Inside the body I'll usually stay under 75 and will split multi param function
calls across lines. If lines start to overflow I'll often factor some piece
out to another variable to keep it readable.

Switch cases I'll let run long if I can fit them all in as one liners. Having
not worked on a shared code base for a few years I've developed a bunch of non
standard habits.

------
pivo
80 to 90 for me anything longer gets hard to read

------
z1mm32m4n
80-85 is what I prefer. I've worked at places where the style guide said 100,
but j still kept my lines below that. 100 is too many characters on one line.

Standard typographic convention is 2-3 alphabets on one line. It doesn't quite
apply with a mono space font, but 3 alphabets is 78 characters.

When I'm writing hard line wrapped prose, I even prefer to keep it to 72.

------
davismwfl
Interesting reading this. I stop mine still at generally 78 chars. This allows
it to print in a large enough font to be fit on a single 8.5x11" page without
any extra wrapping.

I have also used 130 chars as the limit and printing source code on green bar
paper. But at least to me, it just isn't worth it, IMO functions should never
take more then 1 screen to view and that includes the limit of 78 chars and
roughly 50ish lines. This makes code easy to grok and helps to make sure a
function does only 1 thing. Not that there are not some exceptions but that is
my general rule.

The 78 chars also comes from some older printers that had margin issues and if
you went to exactly 80 they would wrap or add a blank line. Yea, I know,
mostly stupid today, but it keeps the code super portable, predictable and
very readable.

------
mbrock
I avoid going over 80, and try to keep lines even shorter, around 60 is when I
start trying to break the line.

I very often put separate function arguments on separate lines.

I'm also always frustrated at the syntax of most non-Lisp languages and how
difficult it can be to break lines sensibly. (Infix operators, the ternary
operator, JSX, period syntax for property access, etc).

I like to use large fonts because they help me focus. And I also like to
sometimes be split screen with a browser on my laptop, so "everyone has a
widescreen" is irrelevant for me.

Narrow code when composed nicely still allows widescreen coders to use
splitting along the vertical axis, but long lines are difficult for me to deal
with with my (perhaps idiosyncratic) ways.

------
chris_j
Depends on the language. 120 for Java. 80 for Python, Puppet and shell
scripts.
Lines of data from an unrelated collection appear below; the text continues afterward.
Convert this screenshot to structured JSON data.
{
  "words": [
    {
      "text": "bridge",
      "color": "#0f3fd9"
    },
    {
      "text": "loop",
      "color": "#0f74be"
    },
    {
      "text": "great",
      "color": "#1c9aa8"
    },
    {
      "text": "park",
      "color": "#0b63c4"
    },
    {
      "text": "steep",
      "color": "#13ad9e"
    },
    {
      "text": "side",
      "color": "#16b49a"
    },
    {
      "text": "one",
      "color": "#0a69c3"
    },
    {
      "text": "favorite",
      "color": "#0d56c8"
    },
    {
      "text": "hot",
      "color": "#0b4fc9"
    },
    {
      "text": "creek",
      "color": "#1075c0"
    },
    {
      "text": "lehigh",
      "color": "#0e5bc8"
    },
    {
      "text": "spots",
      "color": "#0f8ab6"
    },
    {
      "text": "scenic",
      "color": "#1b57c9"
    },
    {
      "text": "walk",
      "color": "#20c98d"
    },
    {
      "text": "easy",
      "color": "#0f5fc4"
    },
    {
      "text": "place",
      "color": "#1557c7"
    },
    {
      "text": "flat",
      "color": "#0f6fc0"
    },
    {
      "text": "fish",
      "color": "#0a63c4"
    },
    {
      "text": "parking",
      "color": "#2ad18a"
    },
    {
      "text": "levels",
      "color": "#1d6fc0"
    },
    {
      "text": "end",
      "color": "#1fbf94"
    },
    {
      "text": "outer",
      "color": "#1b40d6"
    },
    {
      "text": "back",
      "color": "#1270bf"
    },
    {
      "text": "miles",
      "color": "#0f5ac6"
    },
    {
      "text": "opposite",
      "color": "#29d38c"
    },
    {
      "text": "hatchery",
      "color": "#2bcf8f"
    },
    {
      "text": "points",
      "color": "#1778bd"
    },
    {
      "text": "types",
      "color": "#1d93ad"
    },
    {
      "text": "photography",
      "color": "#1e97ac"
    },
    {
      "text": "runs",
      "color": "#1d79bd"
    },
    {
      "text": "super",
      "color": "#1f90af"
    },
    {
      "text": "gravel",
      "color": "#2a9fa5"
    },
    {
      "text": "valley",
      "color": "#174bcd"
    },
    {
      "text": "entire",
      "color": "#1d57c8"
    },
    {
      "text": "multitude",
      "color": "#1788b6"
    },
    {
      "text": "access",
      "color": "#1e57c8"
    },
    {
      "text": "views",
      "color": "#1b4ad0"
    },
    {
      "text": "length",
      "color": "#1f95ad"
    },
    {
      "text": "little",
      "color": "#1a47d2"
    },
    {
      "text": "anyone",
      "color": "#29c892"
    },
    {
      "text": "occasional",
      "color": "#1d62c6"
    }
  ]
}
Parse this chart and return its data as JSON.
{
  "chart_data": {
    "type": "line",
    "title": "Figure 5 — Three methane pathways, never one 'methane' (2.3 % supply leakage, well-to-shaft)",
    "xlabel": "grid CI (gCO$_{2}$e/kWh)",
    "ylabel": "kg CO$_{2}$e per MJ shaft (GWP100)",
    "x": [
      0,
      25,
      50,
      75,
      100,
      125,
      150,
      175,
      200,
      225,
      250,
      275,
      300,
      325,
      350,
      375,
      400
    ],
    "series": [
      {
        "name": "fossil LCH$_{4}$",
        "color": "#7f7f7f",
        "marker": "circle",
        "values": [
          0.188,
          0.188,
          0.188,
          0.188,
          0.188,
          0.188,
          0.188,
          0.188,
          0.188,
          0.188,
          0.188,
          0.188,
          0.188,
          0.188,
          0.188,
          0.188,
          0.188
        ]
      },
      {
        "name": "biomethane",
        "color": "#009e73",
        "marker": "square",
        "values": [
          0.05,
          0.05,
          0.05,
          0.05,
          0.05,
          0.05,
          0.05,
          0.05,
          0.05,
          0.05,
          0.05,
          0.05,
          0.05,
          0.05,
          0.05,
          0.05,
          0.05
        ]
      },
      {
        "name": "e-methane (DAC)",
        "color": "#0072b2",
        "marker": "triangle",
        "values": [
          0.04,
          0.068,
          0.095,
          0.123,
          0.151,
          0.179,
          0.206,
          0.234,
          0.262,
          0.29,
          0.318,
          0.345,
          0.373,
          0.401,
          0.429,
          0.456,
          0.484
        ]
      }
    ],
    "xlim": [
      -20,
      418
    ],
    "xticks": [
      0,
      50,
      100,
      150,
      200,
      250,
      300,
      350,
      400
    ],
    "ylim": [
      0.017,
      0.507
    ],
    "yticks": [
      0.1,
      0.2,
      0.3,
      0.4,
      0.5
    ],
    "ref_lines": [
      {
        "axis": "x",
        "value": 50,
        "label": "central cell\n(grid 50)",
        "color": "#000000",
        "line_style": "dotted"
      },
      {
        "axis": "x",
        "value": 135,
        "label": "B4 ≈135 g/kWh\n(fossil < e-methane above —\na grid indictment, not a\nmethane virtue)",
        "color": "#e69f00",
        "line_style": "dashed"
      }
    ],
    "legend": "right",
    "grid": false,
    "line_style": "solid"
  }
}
I don't believe in mandating an absolute hard and fast limit but I'd
reject a pull request with unnecessarily long lines.

------
bsharitt
I generally try to aim for 80, but have 120 as my "hard" limit. In find it a
good place to have two files open side by side and still have a little bit
left over for editor UI stuff.

------
swalsh
I program with 2 panes on a 13" laptop, so 100 max, but usually smaller. But
i'll never compromise my code clarity for the pure reason of the length of a
line. Homemade abbreviations are a no go. I believe every abbreviation should
be googlable, or something that is common vernacular in your particular
company.

------
jotux
I work in embedded C/C++ all day and have a soft limit of 80 characters per
line and 60 lines per method. 99% of my code will conform but no big deal if
you go over and don't lose visual appeal. 80/line is nice because you can put
a .cpp/.h next to each other on a widescreen monitor.

------
spajus
80

------
cyphar
80 because it makes (several) vertical splits in vim and tmux useful. Anything
more and things start wrapping in your editor. When composing email or commit
messages I usually go with 72 (so you can indent by 4 spaces to center or
quote it 3 times).

------
atmosx
flake8 (python standard) has 70, which I find to be small and ugly. But then
again I'm not a python programmer and I work on 27" and 24" screen iMacs, so
yeah even 70 might work.

------
networked
Poll:
[https://news.ycombinator.com/item?id=11570745](https://news.ycombinator.com/item?id=11570745).

------
Const-me
Code — typically within 50, sometimes up to 120.

XML documentation in the comments — up to 180: I find the smaller wasted
height is, the easier it is to work with the code.

------
stevesun21
120 for me.

------
_RPM
Spawn any terminal, any real terminal, and it will be about 80 chars wide by
default.

------
amaterasu
132 chars (derived from old line printers and PCL defaults)

------
icedchai
120, at least. It's not 1989 anymore.

------
tenismyanswer
10

------
paulddraper
120